The fact that India went through 97 balls without a boundary speaks of the Australian bowlers’ dominance. With Indian innings in slumber, Hazlewood’s strikes opened the path for Mitchell Starc to return for a cleanup job. That was excellent captaincy from Cummins, who also turned in a fine spell (2-34) after opting to bowl first. Australian fielding too was top-notch as they kept cutting off boundaries, denying India at least 25 runs. That’s 25 less to chase.
Contrast the Indian innings with the Australian chase. Bumrah and Shami had reduced them to 47/3 when Head and Labuchagne embarked on the rebuilding job. While Labuchagne dropped anchor, Head never missed opportunities to clatter the boundaries.
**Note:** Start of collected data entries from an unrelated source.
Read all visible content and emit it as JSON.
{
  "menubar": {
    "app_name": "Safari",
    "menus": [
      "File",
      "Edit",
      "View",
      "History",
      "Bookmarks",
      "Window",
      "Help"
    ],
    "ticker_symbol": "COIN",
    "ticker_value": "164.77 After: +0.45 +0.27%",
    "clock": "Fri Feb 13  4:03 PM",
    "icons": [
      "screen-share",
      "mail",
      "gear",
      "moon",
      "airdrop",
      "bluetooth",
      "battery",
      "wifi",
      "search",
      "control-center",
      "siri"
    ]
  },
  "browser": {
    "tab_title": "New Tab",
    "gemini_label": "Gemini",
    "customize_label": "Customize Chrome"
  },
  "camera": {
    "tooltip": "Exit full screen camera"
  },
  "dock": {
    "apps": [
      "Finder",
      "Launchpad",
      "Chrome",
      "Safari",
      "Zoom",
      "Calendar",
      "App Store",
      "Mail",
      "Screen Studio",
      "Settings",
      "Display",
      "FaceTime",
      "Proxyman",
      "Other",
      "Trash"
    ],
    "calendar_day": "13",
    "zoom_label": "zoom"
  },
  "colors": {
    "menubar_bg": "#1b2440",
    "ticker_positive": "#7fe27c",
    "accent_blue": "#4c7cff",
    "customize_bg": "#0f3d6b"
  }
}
He even swung Kuldeep Yadav over midwicket so that the left-arm leggie does not become the threat he was in the previous games.
Unlike in India’s rebuilding phase, Australian batters never allowed the bowlers to dictate the terms. That was where the game was won and lost. You could argue that the pitch had eased out, but when a team have lost three wickets in the first seven overs of the chase, they are under the pump. It’s time to turn up the heat. India didn’t. India couldn’t.
Did India lack aggression?
Did Rohit miss a trick there? Could his captaincy been more aggressive? After all, 240 is not much of a total to defend. You have to bowl out the opposition to win such games. India did that against England in a similar situation. But that was a league game, and this is the final. There’s far too much at stake.
Yet, Rohit should have attacked with a slip. Remember how India kept Sunil Gavaskar at first slip while defending 183 against the mighty West Indies in the 1983 final? But that was at Lord’s, and the ball swings a lot in England. True, there wasn’t much turn at the Motera stadium. If Rohit had kept a first slip, two edges would have gone to hand, and maybe the match would have taken a different course. Well, that’s the benefit of hindsight.
A puzzling decision was to start with Shami, who had been coming first change. Shami did send back David Warner with his first ball of the final, but he didn’t look comfortable and sprayed the ball a bit. He seemed too keen to take wickets. and gave away some easy runs. Was it because Shami was bowling at an unfamiliar phase of the game? YOu could say he bowls with the new ball for Gujarat Titans in the Indian Premier League, but the World Cup is a different kettle of fish. And Shami looked to be in control only after the sixth over.
The move had a knock-on effect. That reduced the effectiveness of Mohammed Siraj; he looked toothless in the absence of swing. Siraj is at his best with the new ball, moving it around and grabbing an early wicket. With no swing and Australia on the ascendancy, Siraj and India were reduced to spectators by Head, who stepped on the accelerator after reaching his century.
Head joined six others who have struck centuries in the final. Clive Lloyd, Vivian Richards, Aravinda de Silva, Adam Gilchrist, Ricky Ponting and Mahela Jayawardene have done that. Only Jayawardene’s ton came in a losing cause as India won the trophy in 2011.
For India, there was no repeat of that triumph. It was more like the 2003 final in Johannesburg. Australia were head and shoulders above in Ahmedabad. That Head belonged to Travis.